One of the most commonly prescribed drugs for breast cancer, tamoxifen, may not be as effective for women who inherit a common genetic variation, according to researchers at the University of Michigan and the Mayo Clinic. The genetic variation affects the level of a crucial enzyme that activates tamoxifen to fight breast cancer.
The study, co-led by researcher James Rae, Ph.D., at the University of Michigan Comprehensive Cancer Center and Matthew Goetz, M.D., an oncologist at the Mayo Clinic, tested the most common genetic variant responsible for lowering the CYP2D6 enzyme, and found that women with this genetic variant were almost twice as likely to see their breast cancer return. Up to 10 percent of women inherit this genetic trait.
Their findings are published in the Dec. 20 issue of The Journal of Clinical Oncology.
"Our group has shown that CYP2D6 is responsible for activating tamoxifen to a metabolite called endoxifen that is nearly 100 times more potent as an anti-estrogen than tamoxifen itself," says Rae, research assistant professor of internal medicine at the U-M Medical School. "Our study suggests that women who inherit a genetic variant in the CYP2D6 gene appear to be at higher risk of relapse when treated with five years of tamoxifen."

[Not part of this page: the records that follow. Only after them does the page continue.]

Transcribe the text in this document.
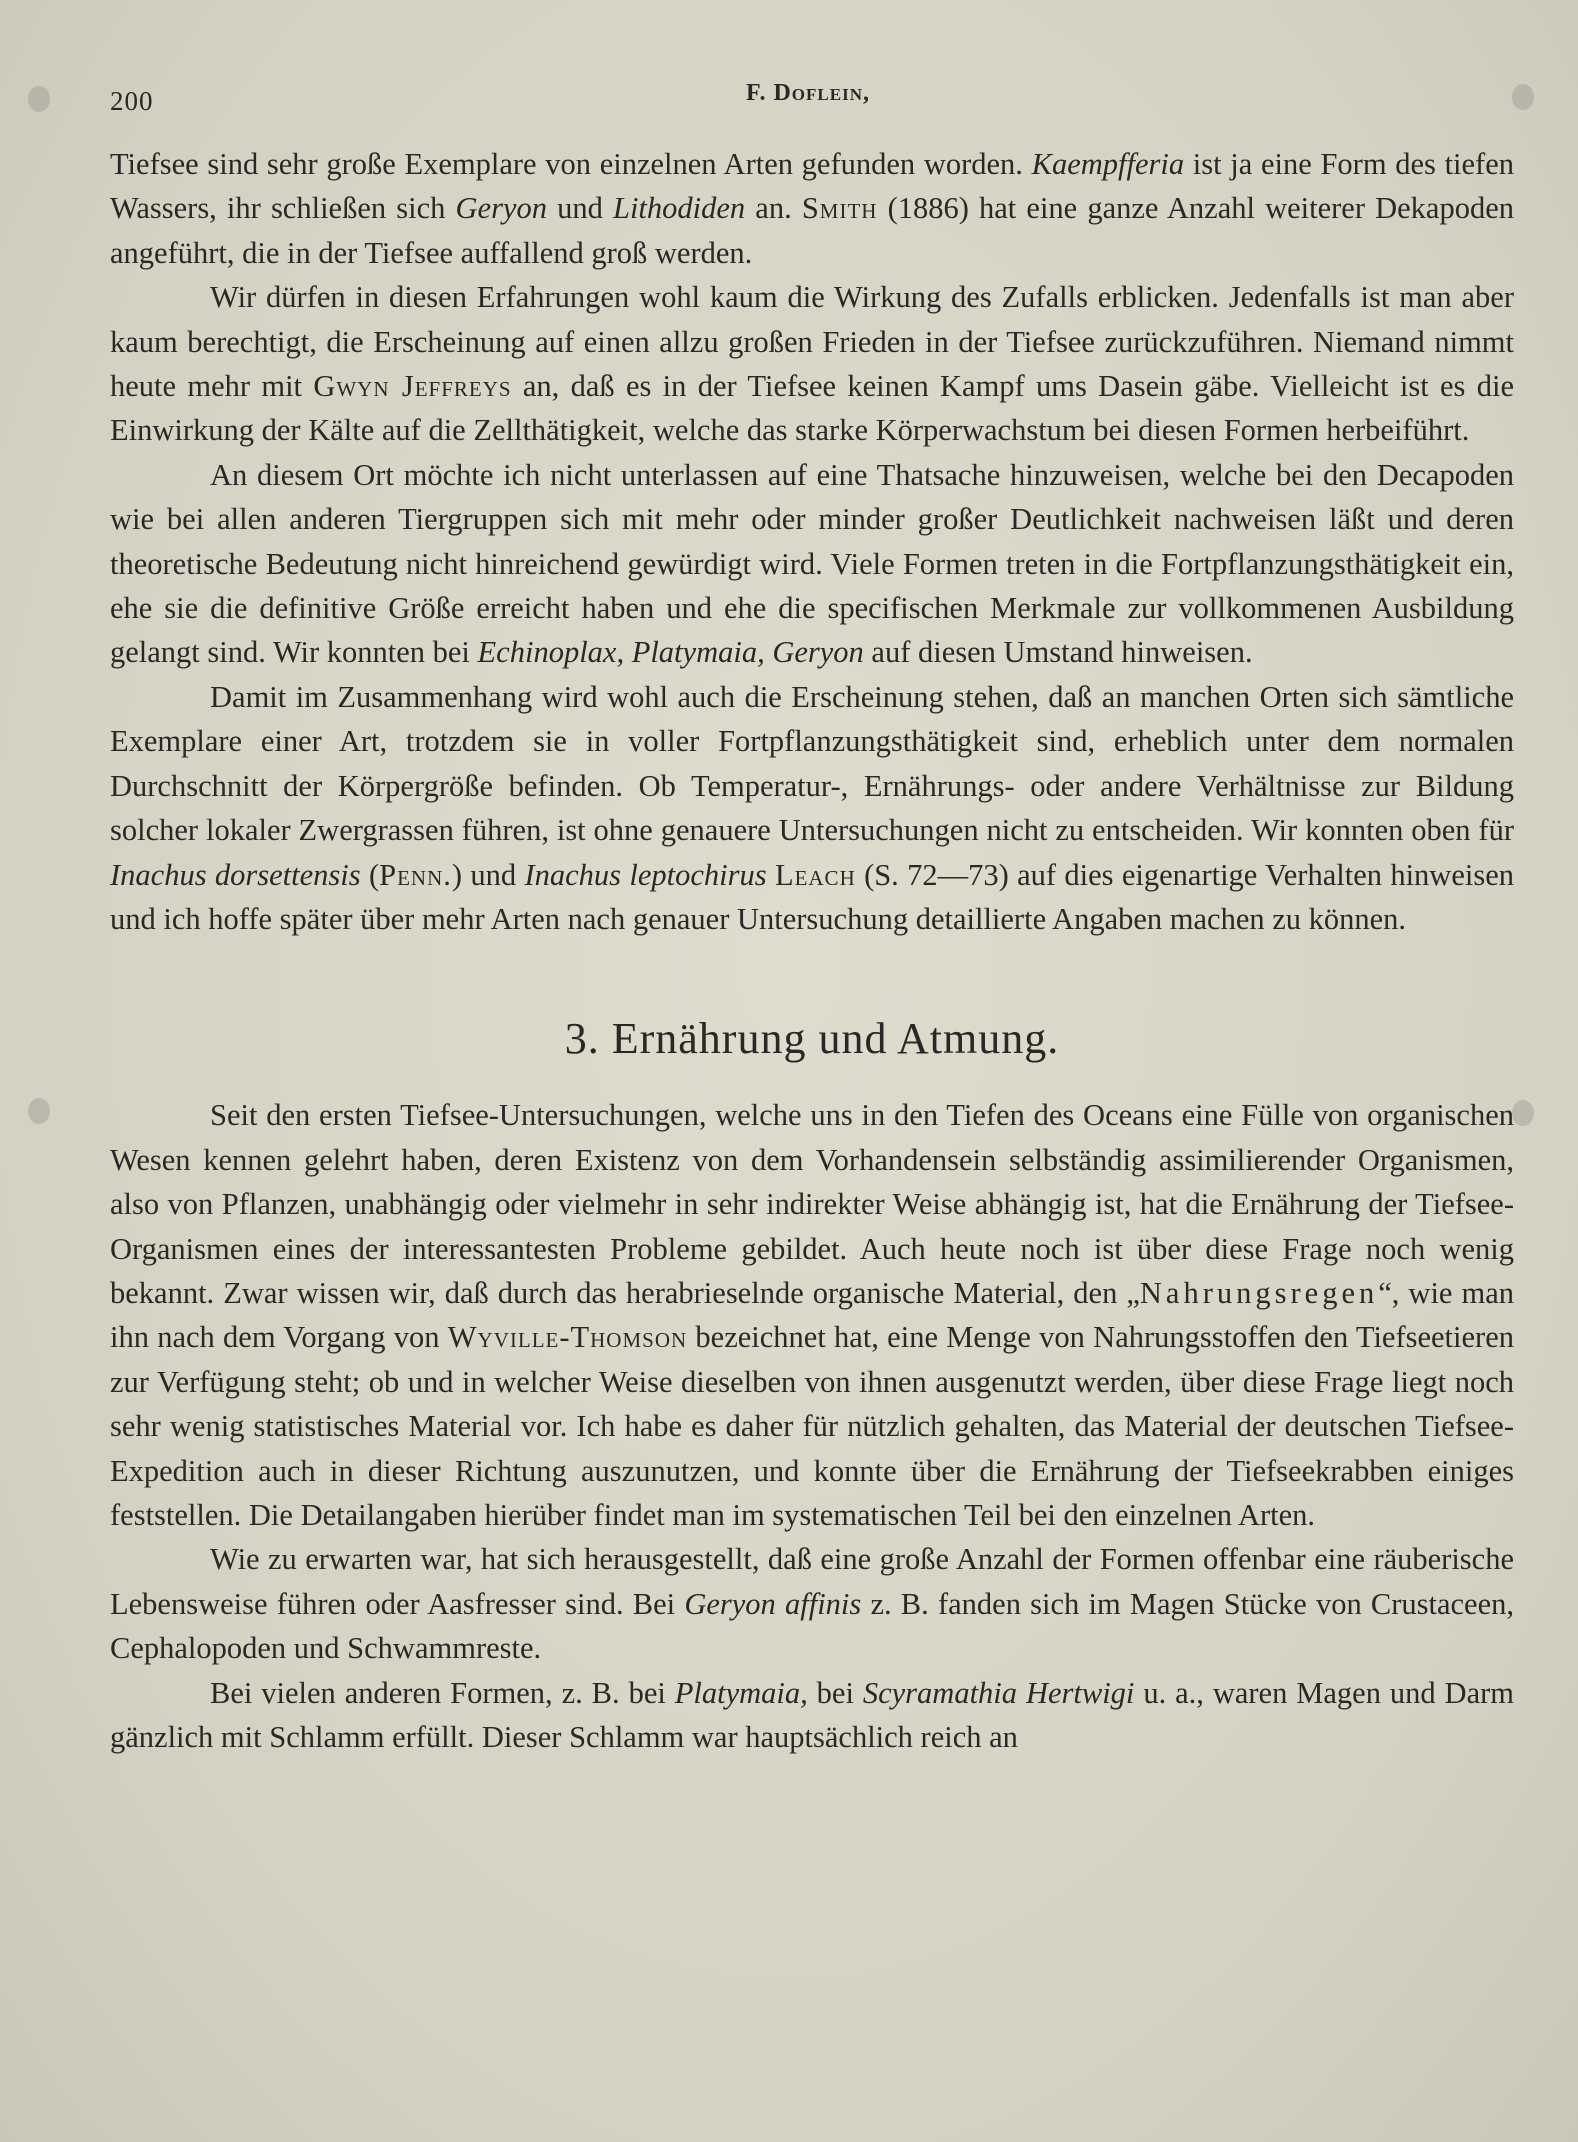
200	F. Doflein,

Tiefsee sind sehr große Exemplare von einzelnen Arten gefunden worden. Kaempfferia ist ja eine Form des tiefen Wassers, ihr schließen sich Geryon und Lithodiden an. Smith (1886) hat eine ganze Anzahl weiterer Dekapoden angeführt, die in der Tiefsee auffallend groß werden.

Wir dürfen in diesen Erfahrungen wohl kaum die Wirkung des Zufalls erblicken. Jedenfalls ist man aber kaum berechtigt, die Erscheinung auf einen allzu großen Frieden in der Tiefsee zurückzuführen. Niemand nimmt heute mehr mit Gwyn Jeffreys an, daß es in der Tiefsee keinen Kampf ums Dasein gäbe. Vielleicht ist es die Einwirkung der Kälte auf die Zellthätigkeit, welche das starke Körperwachstum bei diesen Formen herbeiführt.

An diesem Ort möchte ich nicht unterlassen auf eine Thatsache hinzuweisen, welche bei den Decapoden wie bei allen anderen Tiergruppen sich mit mehr oder minder großer Deutlichkeit nachweisen läßt und deren theoretische Bedeutung nicht hinreichend gewürdigt wird. Viele Formen treten in die Fortpflanzungsthätigkeit ein, ehe sie die definitive Größe erreicht haben und ehe die specifischen Merkmale zur vollkommenen Ausbildung gelangt sind. Wir konnten bei Echinoplax, Platymaia, Geryon auf diesen Umstand hinweisen.

Damit im Zusammenhang wird wohl auch die Erscheinung stehen, daß an manchen Orten sich sämtliche Exemplare einer Art, trotzdem sie in voller Fortpflanzungsthätigkeit sind, erheblich unter dem normalen Durchschnitt der Körpergröße befinden. Ob Temperatur-, Ernährungs- oder andere Verhältnisse zur Bildung solcher lokaler Zwergrassen führen, ist ohne genauere Untersuchungen nicht zu entscheiden. Wir konnten oben für Inachus dorsettensis (Penn.) und Inachus leptochirus Leach (S. 72—73) auf dies eigenartige Verhalten hinweisen und ich hoffe später über mehr Arten nach genauer Untersuchung detaillierte Angaben machen zu können.

3. Ernährung und Atmung.

Seit den ersten Tiefsee-Untersuchungen, welche uns in den Tiefen des Oceans eine Fülle von organischen Wesen kennen gelehrt haben, deren Existenz von dem Vorhandensein selbständig assimilierender Organismen, also von Pflanzen, unabhängig oder vielmehr in sehr indirekter Weise abhängig ist, hat die Ernährung der Tiefsee-Organismen eines der interessantesten Probleme gebildet. Auch heute noch ist über diese Frage noch wenig bekannt. Zwar wissen wir, daß durch das herabrieselnde organische Material, den „Nahrungsregen“, wie man ihn nach dem Vorgang von Wyville-Thomson bezeichnet hat, eine Menge von Nahrungsstoffen den Tiefseetieren zur Verfügung steht; ob und in welcher Weise dieselben von ihnen ausgenutzt werden, über diese Frage liegt noch sehr wenig statistisches Material vor. Ich habe es daher für nützlich gehalten, das Material der deutschen Tiefsee-Expedition auch in dieser Richtung auszunutzen, und konnte über die Ernährung der Tiefseekrabben einiges feststellen. Die Detailangaben hierüber findet man im systematischen Teil bei den einzelnen Arten.

Wie zu erwarten war, hat sich herausgestellt, daß eine große Anzahl der Formen offenbar eine räuberische Lebensweise führen oder Aasfresser sind. Bei Geryon affinis z. B. fanden sich im Magen Stücke von Crustaceen, Cephalopoden und Schwammreste.

Bei vielen anderen Formen, z. B. bei Platymaia, bei Scyramathia Hertwigi u. a., waren Magen und Darm gänzlich mit Schlamm erfüllt. Dieser Schlamm war hauptsächlich reich an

Researchers at the U-M Comprehensive Cancer Center were among the group to discover CYP2D6 metabolizes tamoxifen, and they are leading ongoing work looking at how genetic differences affect women's response to tamoxifen. Their research has also found the antidepressant drug Paxil can prevent tamoxifen from being activated, while the antidepressant drug Effexor does not. These drugs, selective serotonin reuptake inhibitors or SSRI's, are often used to treat hot flashes, a common side effect of tamoxifen.
In this current study of 256 women with breast cancer, researchers also found that women with the CYP2D6 variant were less likely to have hot flashes. Any hot flashes among this group tended to be less severe, suggesting that this side effect could predict the gene variation.
Further studies are needed, but researchers hope one day this finding may lead to a genetic test that could help doctors determine which women are most likely to benefit from tamoxifen. This type of test is not currently offered clinically.
Rae and Daniel F. Hayes, M.D., director of breast oncology at the U-M Comprehensive Cancer Center, are part of the Pharmacogenetics Research Network, a multidisciplinary research group conducting a prospective clinical trial to confirm whether genetic testing can be used to identify patients likely to respond to endocrine therapy, including tamoxifen. This group is led by David A Flockhart, M.D., Ph.D. at Indiana University School of Medicine.
More than 210,000 women in the United States will develop breast cancer. Approximately 70 percent of these cancers are fueled by estrogen, many of which are treated with tamoxifen, a drug designed to block the effects of estrogen in breast tissue. The findings from this trial were derived from a large North Central Cancer Treatment Group study in which women were treated with tamoxifen, a pill that is taken daily, for a total of five years.
Additional authors included the following researchers from the Mayo Clinic Cancer Center: Vera Suman, Ph.D.; Stephanie Safgren; Matthew Ames, Ph.D.; Daniel Visscher, M.D.; Carol Reynolds, M.D.; Fergus Couch, Ph.D.; Wilma Lingle, Ph.D.; and James Ingle, M.D., in Rochester, Minn.; and Edith Perez, M.D., in Jacksonville, Fla.; David Flockhart, M.D., Ph.D., and Zeruesenay Desta, Ph.D., both from Indiana University are also co-authors.
The study was funded by the National Institutes of Health, the Commonwealth Cancer Research Foundation and the Breast Cancer Research Foundation.